Percentage values for presence, absence and orthology of ves loci in Babesia reference genome sequences
| Reference | Strain | % Loci | |||||
|---|---|---|---|---|---|---|---|
| Present | No assembly | Absent | Orthologous | ||||
| 82 | C9.1 | 51.3 | 22.4 | 26.3 | 25 | ||
| 50 | C9.1 | 54.5 | 25 | 20.5 | 12.5 | ||
| 43 | C9.1 | 55.8 | 14 | 30.2 | 75 | ||
| 78 | PR | 65.3 | 6.7 | 28 | 23.5 | ||
| JG29 | 66.6 | 2.6 | 30.8 | 32.2 | |||
| BbiS3P | 69.4 | 0 | 30.6 | 26 | |||
| 79 | PR | 40 | 43.7 | 16.3 | 0 | ||
| JG29 | 46.6 | 37.5 | 15.9 | 1.8 | |||
| BbiS3P | 37.5 | 42.5 | 20 | 3.3 | |||
| 116 | PR | 78.2 | 0 | 21.8 | 79.5 | ||
| JG29 | 80.8 | 0 | 19.2 | 81.3 | |||
| BbiS3P | 80 | 2.6 | 17.4 | 85.1 | |||
| 28 | Rouen1987 | 84.6 | - | 15.3 | 59.1 | ||
| 113 | Rouen1987 | 73.4 | - | 26.6 | 86.3 | ||
Note. When a comparison was not possible due to sequence gaps in the B. bovis and B. bigemina genomes (mostly affecting sub-telomeric regions), this was recorded as ‘No assembly’. This was not recorded for B. divergens, for which most ves-like genes are located on unscaffolded contigs, and percentage values for this species refer to only those loci that were confirmed in the same genomic context in both 1802A and Rouen1987 genome sequences.
Figure 6.Comparison of event costs required to reconcile ves1 and ves2 gene phylogenies. For each ves1 and ves2 gene family, phylogenies were estimated for positionally-conserved genes, i.e. loci conserved in both the reference strain and one other strain. In the absence of recombination after the strains diverge, such trees should have the same topology. Significance of topological congruence is assessed through phylogenetic reconciliation using the programme Jane 4, whereby evolutionary events are posited to explain topological disparities between the trees. Each histogram shows the frequency distribution of event costs for 100 randomized trees generated by permuting the reference strain phylogeny, compared to the observed event cost (vertical dashed line). Where observed and randomized event costs overlap, this indicates that there is no significant agreement between the trees, which we interpret as evidence for recombination. P-values represent the probability of obtaining the observed cost in randomized co-phylogenies (i.e. of observed tree similarity being due to chance), and are mean averages taken over all cost combinations.

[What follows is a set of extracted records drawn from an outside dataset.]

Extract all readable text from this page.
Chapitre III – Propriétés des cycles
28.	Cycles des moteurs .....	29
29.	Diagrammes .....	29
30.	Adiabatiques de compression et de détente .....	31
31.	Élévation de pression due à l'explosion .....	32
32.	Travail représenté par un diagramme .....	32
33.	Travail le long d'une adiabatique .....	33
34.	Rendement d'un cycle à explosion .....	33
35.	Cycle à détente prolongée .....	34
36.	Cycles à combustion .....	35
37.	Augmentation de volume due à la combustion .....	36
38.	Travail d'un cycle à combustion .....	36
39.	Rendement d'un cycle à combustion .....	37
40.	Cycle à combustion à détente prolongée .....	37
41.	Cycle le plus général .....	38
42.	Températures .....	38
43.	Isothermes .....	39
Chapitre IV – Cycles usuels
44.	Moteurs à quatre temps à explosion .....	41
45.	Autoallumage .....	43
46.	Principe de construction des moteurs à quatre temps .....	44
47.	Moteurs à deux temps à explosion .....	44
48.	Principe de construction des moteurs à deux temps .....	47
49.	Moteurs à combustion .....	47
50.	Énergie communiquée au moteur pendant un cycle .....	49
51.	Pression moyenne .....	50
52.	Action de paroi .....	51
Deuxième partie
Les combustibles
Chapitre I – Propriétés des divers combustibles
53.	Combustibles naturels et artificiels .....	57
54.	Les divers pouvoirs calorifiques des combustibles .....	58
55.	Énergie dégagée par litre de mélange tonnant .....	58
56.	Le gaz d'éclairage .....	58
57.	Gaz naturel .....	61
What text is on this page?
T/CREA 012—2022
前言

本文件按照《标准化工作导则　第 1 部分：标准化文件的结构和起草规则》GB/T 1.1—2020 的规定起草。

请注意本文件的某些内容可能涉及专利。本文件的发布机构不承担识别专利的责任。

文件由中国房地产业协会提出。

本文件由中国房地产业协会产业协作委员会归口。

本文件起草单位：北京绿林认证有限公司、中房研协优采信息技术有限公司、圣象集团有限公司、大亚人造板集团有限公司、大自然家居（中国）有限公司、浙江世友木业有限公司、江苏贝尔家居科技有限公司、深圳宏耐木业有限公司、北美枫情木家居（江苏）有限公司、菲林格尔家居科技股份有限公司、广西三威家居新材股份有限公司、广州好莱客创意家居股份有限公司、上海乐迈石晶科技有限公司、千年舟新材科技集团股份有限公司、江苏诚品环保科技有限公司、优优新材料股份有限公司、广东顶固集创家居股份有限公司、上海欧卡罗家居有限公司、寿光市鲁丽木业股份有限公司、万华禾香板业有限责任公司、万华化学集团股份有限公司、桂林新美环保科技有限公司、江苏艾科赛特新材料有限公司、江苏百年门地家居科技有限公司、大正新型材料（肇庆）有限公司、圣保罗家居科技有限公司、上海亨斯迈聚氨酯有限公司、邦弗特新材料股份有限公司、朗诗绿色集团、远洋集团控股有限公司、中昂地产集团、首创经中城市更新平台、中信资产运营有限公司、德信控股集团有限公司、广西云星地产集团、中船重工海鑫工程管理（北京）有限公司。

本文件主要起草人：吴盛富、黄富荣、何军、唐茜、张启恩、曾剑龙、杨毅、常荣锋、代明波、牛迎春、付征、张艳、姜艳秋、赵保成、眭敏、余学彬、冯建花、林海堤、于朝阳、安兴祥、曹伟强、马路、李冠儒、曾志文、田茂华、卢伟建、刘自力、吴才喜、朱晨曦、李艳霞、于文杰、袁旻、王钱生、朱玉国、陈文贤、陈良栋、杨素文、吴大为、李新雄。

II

Figure 7.Evidence for recombination among gene copies for ves-like gene families in Babesia spp. using two programs: 3seq (A) and PhiPack (B). The proportion of sub-alignments showing significant phylogenetic incompatibility (P) is shown for ves1 and ves2 gene families, with bars shaded by species as previously.
Figure 8.Comparison of P-values in tests for phylogenetic incompatibility (using 3seq). Mean P-value is shown for each ves1 and ves2 gene family ± one standard deviation. The values are converted to a negative natural log scale for ease of comparison. Gene families are shaded as previously. The results of pair-wise t-tests between all P-values returned in each analysis are indicated (n.s. = not significant). Note that most P values for BdivVes1b tests were zero, although a minority returned non-zero (but highly significant) log values. This circumstance is responsible for the apparently large standard deviation around this mean. In fact, all BdivVes1b sequence triplets returned highly significant tests for phylogenetic incompatibility. *** P < 0.001, * P < 0.05.